Decided: November 18, 1968.
STATE OF NEW JERSEY, PLAINTIFF-APPELLANT,
GEORGE RAYMOND PHILLIPS, DEFENDANT-RESPONDENT
Goldmann, Kolovsky and Carton.
[103 NJSuper Page 474]
The State moved for leave to appeal from the trial judge's determination that the State could not offer in evidence, in a murder trial now pending, three written statements of defendant relating to a stolen car belonging to the victim. The stated grounds for the ruling were that (1) since the statements were made after complaints had been filed charging defendant with theft of the car and illegal possession of another stolen car, and when he was without the assistance of counsel, they were inadmissible even though voluntary, citing Massiah v.
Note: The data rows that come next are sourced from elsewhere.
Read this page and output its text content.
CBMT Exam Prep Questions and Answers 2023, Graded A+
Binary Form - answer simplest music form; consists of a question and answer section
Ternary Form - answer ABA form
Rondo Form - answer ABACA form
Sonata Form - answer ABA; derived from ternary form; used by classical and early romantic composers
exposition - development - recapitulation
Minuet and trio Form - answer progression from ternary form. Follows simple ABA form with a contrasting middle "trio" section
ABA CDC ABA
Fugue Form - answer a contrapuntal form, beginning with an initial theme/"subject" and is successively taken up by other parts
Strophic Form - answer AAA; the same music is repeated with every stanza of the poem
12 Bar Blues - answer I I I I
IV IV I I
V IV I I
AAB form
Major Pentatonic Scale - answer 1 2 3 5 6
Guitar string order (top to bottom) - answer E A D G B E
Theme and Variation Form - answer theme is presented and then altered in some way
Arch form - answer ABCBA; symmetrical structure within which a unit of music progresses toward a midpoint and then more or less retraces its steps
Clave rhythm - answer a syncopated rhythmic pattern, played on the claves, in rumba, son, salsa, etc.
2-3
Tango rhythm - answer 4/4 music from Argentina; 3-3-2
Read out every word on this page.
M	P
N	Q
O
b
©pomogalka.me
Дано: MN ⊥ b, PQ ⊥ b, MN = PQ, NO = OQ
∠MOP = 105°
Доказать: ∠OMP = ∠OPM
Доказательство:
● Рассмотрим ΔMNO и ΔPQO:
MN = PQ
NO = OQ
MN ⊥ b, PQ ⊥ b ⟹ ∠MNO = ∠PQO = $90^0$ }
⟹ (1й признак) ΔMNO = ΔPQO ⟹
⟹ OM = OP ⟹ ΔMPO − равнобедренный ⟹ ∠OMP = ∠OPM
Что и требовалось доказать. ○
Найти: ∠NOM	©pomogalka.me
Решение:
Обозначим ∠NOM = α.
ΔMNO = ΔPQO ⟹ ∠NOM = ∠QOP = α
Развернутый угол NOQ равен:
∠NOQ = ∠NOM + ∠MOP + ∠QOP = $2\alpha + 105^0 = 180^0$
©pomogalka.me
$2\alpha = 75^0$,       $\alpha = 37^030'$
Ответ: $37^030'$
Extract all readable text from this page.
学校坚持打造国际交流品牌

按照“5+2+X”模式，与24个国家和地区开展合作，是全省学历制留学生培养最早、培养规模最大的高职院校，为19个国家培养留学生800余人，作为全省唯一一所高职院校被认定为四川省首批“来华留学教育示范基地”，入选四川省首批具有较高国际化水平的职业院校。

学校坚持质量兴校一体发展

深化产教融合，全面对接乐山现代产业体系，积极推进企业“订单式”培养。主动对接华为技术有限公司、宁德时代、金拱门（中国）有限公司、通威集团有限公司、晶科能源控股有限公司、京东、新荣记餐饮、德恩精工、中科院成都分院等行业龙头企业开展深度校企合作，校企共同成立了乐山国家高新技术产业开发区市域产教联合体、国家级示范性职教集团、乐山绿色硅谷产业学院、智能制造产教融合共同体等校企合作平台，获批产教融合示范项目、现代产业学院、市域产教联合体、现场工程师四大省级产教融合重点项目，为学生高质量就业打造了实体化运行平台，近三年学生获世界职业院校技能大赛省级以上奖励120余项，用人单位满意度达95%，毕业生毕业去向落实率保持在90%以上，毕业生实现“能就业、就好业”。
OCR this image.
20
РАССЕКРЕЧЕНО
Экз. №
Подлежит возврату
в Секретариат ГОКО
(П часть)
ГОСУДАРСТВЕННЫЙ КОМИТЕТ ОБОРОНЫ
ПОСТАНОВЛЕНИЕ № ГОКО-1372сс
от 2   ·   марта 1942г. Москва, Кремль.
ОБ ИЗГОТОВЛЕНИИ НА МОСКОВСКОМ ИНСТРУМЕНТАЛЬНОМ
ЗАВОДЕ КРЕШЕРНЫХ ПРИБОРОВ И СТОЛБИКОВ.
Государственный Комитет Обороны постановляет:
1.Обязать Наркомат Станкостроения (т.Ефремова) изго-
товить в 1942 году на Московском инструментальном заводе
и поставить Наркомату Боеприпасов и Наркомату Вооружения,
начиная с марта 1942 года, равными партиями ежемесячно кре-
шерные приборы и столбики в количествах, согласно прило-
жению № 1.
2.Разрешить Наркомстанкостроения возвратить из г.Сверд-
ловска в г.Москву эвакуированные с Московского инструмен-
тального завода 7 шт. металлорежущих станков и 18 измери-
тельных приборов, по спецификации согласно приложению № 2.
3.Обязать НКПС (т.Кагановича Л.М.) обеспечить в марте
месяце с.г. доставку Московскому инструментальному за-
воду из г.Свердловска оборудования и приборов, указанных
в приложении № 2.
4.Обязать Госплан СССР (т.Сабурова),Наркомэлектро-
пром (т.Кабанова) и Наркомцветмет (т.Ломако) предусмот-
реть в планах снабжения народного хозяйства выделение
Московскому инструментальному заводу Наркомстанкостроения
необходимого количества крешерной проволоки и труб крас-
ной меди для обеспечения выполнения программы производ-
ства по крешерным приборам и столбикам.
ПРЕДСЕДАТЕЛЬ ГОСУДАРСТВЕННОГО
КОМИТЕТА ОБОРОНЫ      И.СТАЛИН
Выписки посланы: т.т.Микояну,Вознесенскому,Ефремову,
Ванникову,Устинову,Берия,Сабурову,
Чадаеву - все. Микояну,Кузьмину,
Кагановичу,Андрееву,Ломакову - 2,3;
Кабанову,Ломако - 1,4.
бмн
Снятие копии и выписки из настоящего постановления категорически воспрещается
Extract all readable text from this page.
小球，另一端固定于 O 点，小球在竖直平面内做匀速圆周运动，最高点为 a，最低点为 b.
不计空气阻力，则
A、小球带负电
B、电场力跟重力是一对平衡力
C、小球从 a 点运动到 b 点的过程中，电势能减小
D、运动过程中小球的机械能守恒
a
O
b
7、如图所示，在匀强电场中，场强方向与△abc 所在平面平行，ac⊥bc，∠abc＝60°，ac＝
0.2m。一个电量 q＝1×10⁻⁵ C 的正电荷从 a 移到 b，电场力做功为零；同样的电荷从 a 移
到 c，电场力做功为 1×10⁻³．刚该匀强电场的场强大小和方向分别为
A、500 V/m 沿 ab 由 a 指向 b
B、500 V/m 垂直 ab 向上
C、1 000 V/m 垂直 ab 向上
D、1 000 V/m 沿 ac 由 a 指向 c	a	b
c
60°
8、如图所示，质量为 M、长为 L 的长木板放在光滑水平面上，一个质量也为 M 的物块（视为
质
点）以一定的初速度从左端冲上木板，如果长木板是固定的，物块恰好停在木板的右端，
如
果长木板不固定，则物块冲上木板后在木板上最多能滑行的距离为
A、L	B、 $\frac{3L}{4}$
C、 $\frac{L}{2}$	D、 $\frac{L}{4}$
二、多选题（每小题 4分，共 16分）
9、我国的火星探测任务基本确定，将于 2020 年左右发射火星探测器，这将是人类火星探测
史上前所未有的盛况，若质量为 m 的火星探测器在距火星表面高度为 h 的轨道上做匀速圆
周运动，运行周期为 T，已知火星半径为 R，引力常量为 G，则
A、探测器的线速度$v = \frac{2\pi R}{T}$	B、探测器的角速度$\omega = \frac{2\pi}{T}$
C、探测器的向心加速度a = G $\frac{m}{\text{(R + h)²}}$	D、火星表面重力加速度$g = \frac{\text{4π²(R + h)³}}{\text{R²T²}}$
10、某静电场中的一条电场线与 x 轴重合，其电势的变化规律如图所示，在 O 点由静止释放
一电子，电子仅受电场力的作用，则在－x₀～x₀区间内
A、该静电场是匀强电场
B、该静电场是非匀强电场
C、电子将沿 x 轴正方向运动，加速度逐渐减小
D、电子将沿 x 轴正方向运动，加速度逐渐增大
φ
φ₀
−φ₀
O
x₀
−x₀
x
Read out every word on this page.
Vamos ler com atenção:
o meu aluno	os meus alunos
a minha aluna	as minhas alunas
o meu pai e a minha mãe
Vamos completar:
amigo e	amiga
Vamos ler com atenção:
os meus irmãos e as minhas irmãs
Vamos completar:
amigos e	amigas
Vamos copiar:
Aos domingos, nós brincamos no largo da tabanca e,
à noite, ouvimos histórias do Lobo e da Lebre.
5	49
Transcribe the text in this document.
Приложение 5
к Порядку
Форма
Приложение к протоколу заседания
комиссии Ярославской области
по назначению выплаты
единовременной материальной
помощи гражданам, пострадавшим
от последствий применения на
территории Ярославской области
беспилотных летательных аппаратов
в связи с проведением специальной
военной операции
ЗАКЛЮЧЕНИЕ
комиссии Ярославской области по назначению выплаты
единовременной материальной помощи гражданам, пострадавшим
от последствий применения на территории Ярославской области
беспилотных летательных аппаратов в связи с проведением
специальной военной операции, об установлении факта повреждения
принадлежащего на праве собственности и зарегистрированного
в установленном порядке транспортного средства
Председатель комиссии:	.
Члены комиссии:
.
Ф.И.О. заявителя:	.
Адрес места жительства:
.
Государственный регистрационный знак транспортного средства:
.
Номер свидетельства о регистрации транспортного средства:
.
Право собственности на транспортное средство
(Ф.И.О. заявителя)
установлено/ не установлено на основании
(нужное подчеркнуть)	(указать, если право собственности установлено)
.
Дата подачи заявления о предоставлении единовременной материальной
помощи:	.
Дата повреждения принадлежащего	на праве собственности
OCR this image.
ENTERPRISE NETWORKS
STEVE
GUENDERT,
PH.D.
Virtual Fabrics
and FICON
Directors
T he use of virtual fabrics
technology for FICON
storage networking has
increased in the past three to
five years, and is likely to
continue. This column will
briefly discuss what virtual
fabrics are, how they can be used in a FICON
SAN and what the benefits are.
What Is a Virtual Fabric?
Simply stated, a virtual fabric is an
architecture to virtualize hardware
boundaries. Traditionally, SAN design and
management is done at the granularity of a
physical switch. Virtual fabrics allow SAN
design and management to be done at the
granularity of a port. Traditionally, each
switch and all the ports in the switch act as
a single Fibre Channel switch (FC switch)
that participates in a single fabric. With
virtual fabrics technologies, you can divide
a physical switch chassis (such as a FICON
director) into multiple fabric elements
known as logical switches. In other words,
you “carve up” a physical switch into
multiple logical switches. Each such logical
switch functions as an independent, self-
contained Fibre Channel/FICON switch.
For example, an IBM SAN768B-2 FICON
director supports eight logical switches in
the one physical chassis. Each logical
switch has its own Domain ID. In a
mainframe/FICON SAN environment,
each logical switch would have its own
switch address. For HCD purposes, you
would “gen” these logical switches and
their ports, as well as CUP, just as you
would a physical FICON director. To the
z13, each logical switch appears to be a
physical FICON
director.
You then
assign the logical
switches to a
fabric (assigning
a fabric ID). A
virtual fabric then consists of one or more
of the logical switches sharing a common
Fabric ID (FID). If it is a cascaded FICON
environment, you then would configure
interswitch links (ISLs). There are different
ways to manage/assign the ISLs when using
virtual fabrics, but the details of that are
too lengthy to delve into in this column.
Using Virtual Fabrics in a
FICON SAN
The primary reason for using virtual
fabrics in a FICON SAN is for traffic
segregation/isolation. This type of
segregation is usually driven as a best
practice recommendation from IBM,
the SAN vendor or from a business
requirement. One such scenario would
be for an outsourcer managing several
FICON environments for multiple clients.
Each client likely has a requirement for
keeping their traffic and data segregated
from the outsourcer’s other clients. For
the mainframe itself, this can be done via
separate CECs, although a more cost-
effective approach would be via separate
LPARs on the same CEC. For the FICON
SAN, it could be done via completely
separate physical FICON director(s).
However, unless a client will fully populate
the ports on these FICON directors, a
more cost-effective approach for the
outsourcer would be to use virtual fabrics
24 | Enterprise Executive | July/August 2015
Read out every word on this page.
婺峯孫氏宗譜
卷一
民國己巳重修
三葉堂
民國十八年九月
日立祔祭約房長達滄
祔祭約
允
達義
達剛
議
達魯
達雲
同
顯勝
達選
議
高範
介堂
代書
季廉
United States, 377 U.S. 201, 84 S. Ct. 1199, 12 L. Ed. 2 d 246 (1964), and State v. Green, 46 N.J. 192 (1965); and (2) in any event, the statements were not relevant to the murder charge. We granted leave to appeal and, by agreement of counsel, proceeded to oral argument and a determination in order that the trial might continue without delay.
Massiah and Green dealt with situations where the defendant's written statement was made after indictment and when he was without the assistance of counsel. In neither case did the court say, or as much as imply, that the rule laid down would extend to a situation where, as here, no indictment had yet been returned but only a complaint filed.
As for the trial judge's second reason, we find defendant's statements relevant to the issue of homicide. The several statements defendant gave F.B.I. Special Agent Wells and Detectives Fowler and Tucker set out his version of how he obtained possession of the car and at what place and what time, the route he followed to reach Yakima, his gasoline purchases, etc. When considered in the light of other proofs adduced by the State, these statements have the potential of inculpating defendant in the alleged homicide.
[103 NJSuper Page 475]
We find no merit in defendant's argument that the statements were not admissible under Miranda v. Arizona, 384 U.S. 436, 86 S. Ct. 1602, 16 L. Ed. 2 d 694 (1966). It appears that he was several times fully informed as to his Miranda rights and that he voluntarily, knowingly and intelligently waived them when he gave the statements in question.
Reversed with the direction that the three statements be admitted in evidence.